On 4 February 1800, Shorter patented an early variant of the screw propeller, Patent No. GB2371. He described his invention as a "perpetual sculling machine". Intended to assist becalmed sailing vessels. it allowed a ship to be maneuvered in the harbor when there was no wind. The drive shaft was guided horizontally above the water line through the ship's stern. A hinge was attached to the shaft so that it was submerged into the water with the propeller. On 4 July 1802, Captain Frederick Whitworth Aylmer and Captain Richard Goodwin Keats of the British Navy testified that the heavily loaded cargo ship could be moved at a speed of 1.5 knots off the coast of Gibraltar with the help of the invention. Doncaster was thus the first British ship to be moved using a propeller. Two months later on 2 September 1802 in Malta, Admiral Sir Richard Bickerton also testified to the functionality of the propeller. The certificate for the successful testing of the propeller near Malta is today in the Kelvingrove Art Gallery and Museum in Glasgow. While Shorter did claim that his propelling system could be powered by a steam engine, there is no evidence he further developed this idea or sought to register an exclusive right to it.

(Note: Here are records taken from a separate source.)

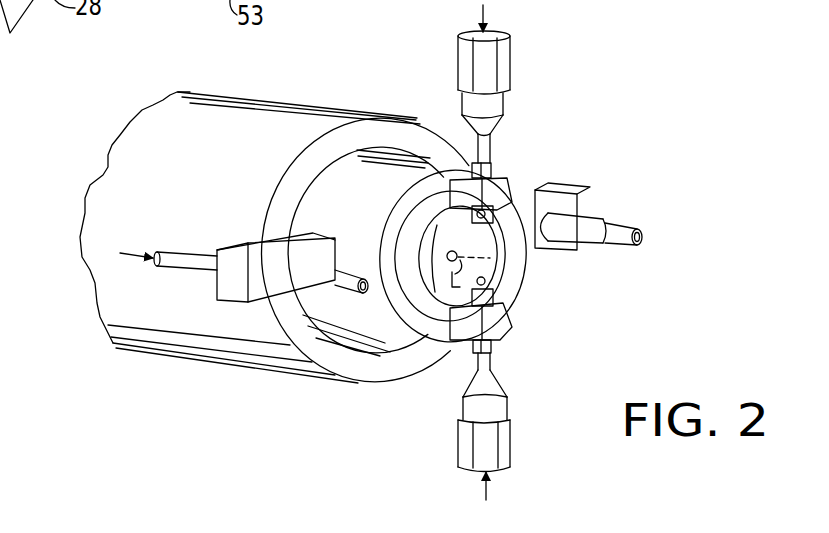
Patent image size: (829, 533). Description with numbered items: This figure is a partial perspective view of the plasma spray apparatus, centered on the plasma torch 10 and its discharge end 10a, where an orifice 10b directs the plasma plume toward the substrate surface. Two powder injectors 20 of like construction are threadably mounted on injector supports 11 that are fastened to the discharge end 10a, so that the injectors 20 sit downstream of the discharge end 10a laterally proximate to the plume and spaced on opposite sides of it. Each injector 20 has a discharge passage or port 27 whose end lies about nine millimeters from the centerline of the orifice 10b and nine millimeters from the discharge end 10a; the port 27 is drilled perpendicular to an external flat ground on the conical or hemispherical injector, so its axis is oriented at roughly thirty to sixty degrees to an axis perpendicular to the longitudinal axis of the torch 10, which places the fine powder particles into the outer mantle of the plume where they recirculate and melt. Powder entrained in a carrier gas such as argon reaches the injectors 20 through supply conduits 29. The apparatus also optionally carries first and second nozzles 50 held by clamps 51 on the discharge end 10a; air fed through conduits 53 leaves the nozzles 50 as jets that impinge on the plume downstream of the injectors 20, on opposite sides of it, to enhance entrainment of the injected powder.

The plasma torch 10 is at (120, 335).
The discharge end 10a is at (407, 340).
The orifice 10b is at (430, 195).
The injector support 11 is at (512, 176).
The powder injector 20 is at (507, 166).
The discharge passage or port 27 is at (500, 190).
The supply conduit 29 is at (504, 36).
The nozzle 50 is at (357, 291).
The clamp 51 is at (237, 312).
The conduit 53 is at (158, 268).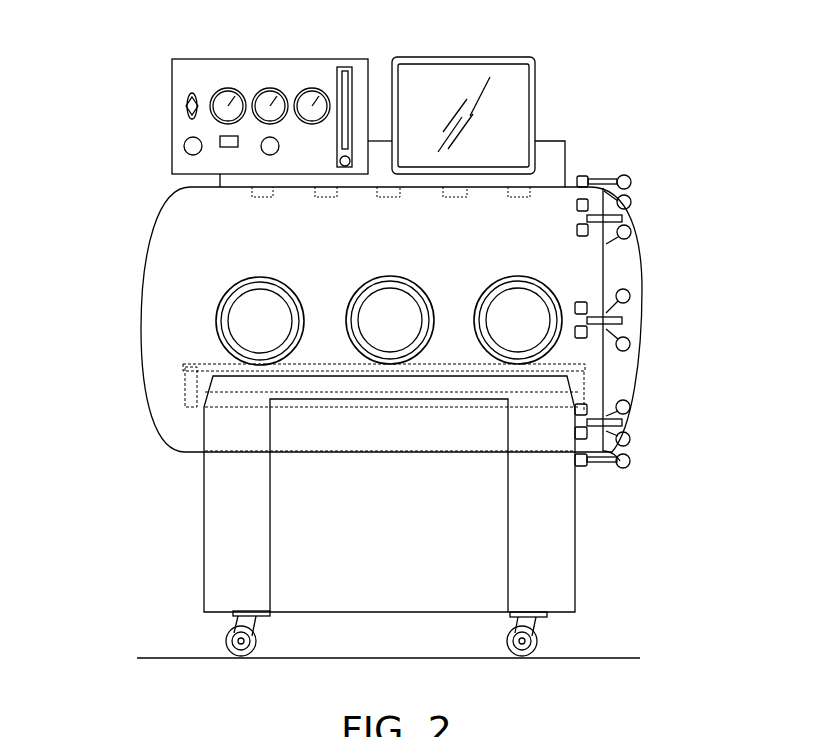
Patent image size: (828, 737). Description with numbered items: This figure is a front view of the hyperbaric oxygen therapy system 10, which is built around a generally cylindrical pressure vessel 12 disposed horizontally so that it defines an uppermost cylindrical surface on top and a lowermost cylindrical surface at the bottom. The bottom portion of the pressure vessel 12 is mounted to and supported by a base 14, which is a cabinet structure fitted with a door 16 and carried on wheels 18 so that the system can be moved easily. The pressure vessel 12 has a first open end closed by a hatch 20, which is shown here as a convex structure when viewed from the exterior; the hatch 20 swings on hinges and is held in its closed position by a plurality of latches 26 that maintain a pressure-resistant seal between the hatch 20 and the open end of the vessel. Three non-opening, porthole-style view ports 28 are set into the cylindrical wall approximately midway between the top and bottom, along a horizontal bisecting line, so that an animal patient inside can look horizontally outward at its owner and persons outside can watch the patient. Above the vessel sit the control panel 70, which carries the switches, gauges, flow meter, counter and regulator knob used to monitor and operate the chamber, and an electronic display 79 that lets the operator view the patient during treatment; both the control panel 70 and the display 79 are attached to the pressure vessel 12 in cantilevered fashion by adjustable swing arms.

The hyperbaric oxygen therapy system 10 is at (100, 89).
The pressure vessel 12 is at (140, 358).
The base 14 is at (575, 560).
The door 16 is at (404, 552).
The wheels 18 is at (228, 654).
The hatch 20 is at (642, 257).
The latches 26 is at (632, 178).
The view ports 28 is at (251, 280).
The control panel 70 is at (220, 60).
The electronic display 79 is at (470, 58).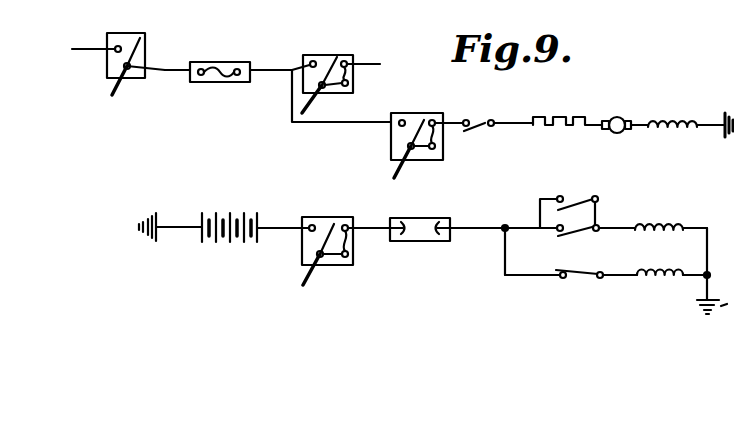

A scale model of his screw propeller invention is on display in the London Science Museum and is shown in the image above.

At this time Shorter was operating out of the "Ships Propeller Office" in New Crane, Wapping. In March 1803, Shorter obtained a Patent for an "improved apparatus for working of pumps in ships (by means of a wheel set in motion by the water)"

In January 1805, he filed a specification for a "mechanical apparatus, by which the raising of ballast is rendered more easy, cheap and expeditious, and which may be applied to other useful purposes"

The costs involved in registering patents was a significant sum of money by the standards of the day -approx £110 per patent. By 1810, Shorter’s finances had become depleted and, unable to pay his creditors, faced debtors prison. He was sent to prison on 21 May 1810. On 1 May 1811, Shorter made a declaration of his assets to his creditors as part of a plea for debtor relief, and was discharged from prison soon after this.

Shorter resumed his machinist’s enterprise at new premises in Union Street, Southwark, and was joined by James Lowe, a young lad of 13 years age. James was evidently a promising worker, and was apprenticed to Shorter on 2 November 1813.

After discharge from prison, Shorter appears more focused on regaining his financial position. We only find evidence of one additional patent filed in his own name. In May 1812, a patent was granted to Shorter for "improvements in the construction of tunnels and subterranean places".

In 1817 a patent was granted relating to improvements in carriages, and listed a Mr. George Wyk Esq. from Somerset as the principal inventor. It is likely that Mr Wyk was the financier of this patent.

In 1825, James Lowe returned back from three oceangoing journeys and formed a partnership with Shorter. This was short lived however, and the partnership was dissolved on 18th day of November 1825.

In October 1825, Shorter wrote to the Lord Mayor, in an attempt to persuade him to influence the adoption of his screw propeller, on the basis of greatly improved safety compared with the incumbent paddle wheel driven boats. In the letter Shorter claimed a successful trial in the Goldsmith’s company’s barge early that year.

In 1826 Shorter - along with James Lowe - fitted 'two parts of a screw' to the Royal George Barge but it was unsuccessful.

In 1834 Lowe ceased working with Shorter and in January 1835 Shorter ceased trading.

Shorter died on 10 February 1836 aged 68. His machine shop assets, including a new type of roasting jack he had developed, were put up for sale in June 1836.

== Family ==
Edward married Elizabeth Summerfield in 1795 at St Stephan's Coleman St. Together they had six children. Of these only three lived to adult age. Elizabeth Sophia emigrated to New Zealand in 1841. Mary Ann emigrated to North America.